Ketujuh, pengaturan bahwa nilai ganti kerugian yang dinilai oleh penilai bersifat final dan mengikat. Ketentuan ini bersifat tegas agar proses pengadaan tanah bisa tetap dijalankan tanpa negosiasi atau keberatan terhadap nilai yang ditetapkan, tanpa meniadakan hak pihak yang berhak untuk mengajukan upaya hukum terhadap nilai ganti kerugian yang ditetapkan tersebut melalui peradilan umum.
Kedelapan, perubahan penjelasan norma hukum yang mengatur siapa yang dapat disebut sebagai ‘pihak yang berhak’, yaitu salah satunya ‘pihak yang menguasai tanah negara dengan iktikad baik’. Suatu pihak dikatakan menguasai tanah negara dengan iktikad baik jika (i) penguasaan tanah diakui oleh peraturan perundang-undangan (ii) tidak ada keberatan dari masyarakat hukum adat, kelurahan/desa atau yang disebut dengan nama lain, atau pihak lain atas penguasaan tanah baik sebelum maupun selama pengumuman berlangsung, dan (iii) penguasaan dibuktikan dengan kesaksian dari 2 orang saksi yang dapat dipercaya.

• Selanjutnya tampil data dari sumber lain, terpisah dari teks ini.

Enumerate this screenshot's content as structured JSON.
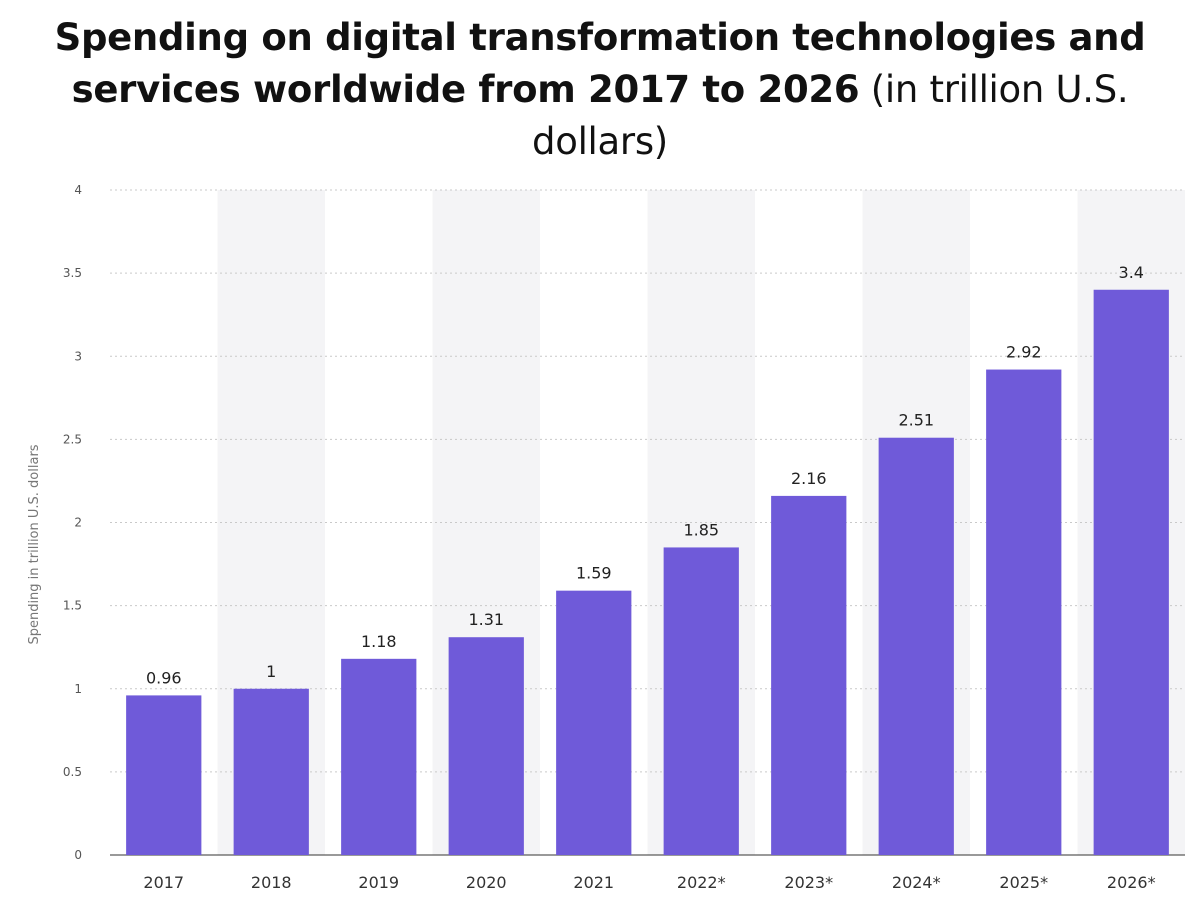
{
  "title": "Spending on digital transformation technologies and services worldwide from 2017 to 2026",
  "subtitle": "(in trillion U.S. dollars)",
  "colors": {
    "bar": "#6f5ad9",
    "band": "#f4f4f6",
    "grid": "#c9c9c9"
  },
  "chart_data": {
    "type": "bar",
    "categories": [
      "2017",
      "2018",
      "2019",
      "2020",
      "2021",
      "2022*",
      "2023*",
      "2024*",
      "2025*",
      "2026*"
    ],
    "values": [
      0.96,
      1,
      1.18,
      1.31,
      1.59,
      1.85,
      2.16,
      2.51,
      2.92,
      3.4
    ],
    "value_labels": [
      "0.96",
      "1",
      "1.18",
      "1.31",
      "1.59",
      "1.85",
      "2.16",
      "2.51",
      "2.92",
      "3.4"
    ],
    "yticks": [
      "0",
      "0.5",
      "1",
      "1.5",
      "2",
      "2.5",
      "3",
      "3.5",
      "4"
    ],
    "ylim": [
      0,
      4
    ],
    "xlabel": "",
    "ylabel": "Spending in trillion U.S. dollars",
    "grid": true,
    "legend": false
  }
}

Kesembilan, pengaturan batasan maksimal ditetapkannya penitipan ganti kerugian (konsinyasi) oleh pengadilan negeri, yaitu 14 hari setelah diajukan, jika pihak yang berhak menolak bentuk dan/atau besarnya ganti kerugian. Ketentuan ini memberikan kejelasan waktu terhadap kapan pelepasan hak atas tanah dianggap terjadi dan kembalinya status tanah yang dibebaskan menjadi tanah yang dikuasai langsung oleh negara.
Perubahan dari UU Pengadaan Tanah tampaknya adalah hasil dari apa yang dipelajari oleh pemerintah dan berbagai permasalahan yang dihadapi selama 9 tahun terakhir terkait pengadaan tanah. Melalui UU Cipta Kerja, berbagai permasalahan yang ditemukan tersebut diterjemahkan dalam ketentuan-ketentuan yang mengubah norma hukum lama. Perubahan tersebut tentu dilakukan agar proses pengadaan tanah ke depan berjalan lebih mulu, cepat, dan tanpa banyak hambatan berarti. Amandemen UU Pengadaan Tanah juga menunjukkan secara gamblang bahwa pemerintah pusat fokus pada proyek-proyek infrastuktur, sebagai program prioritas kedua Presiden.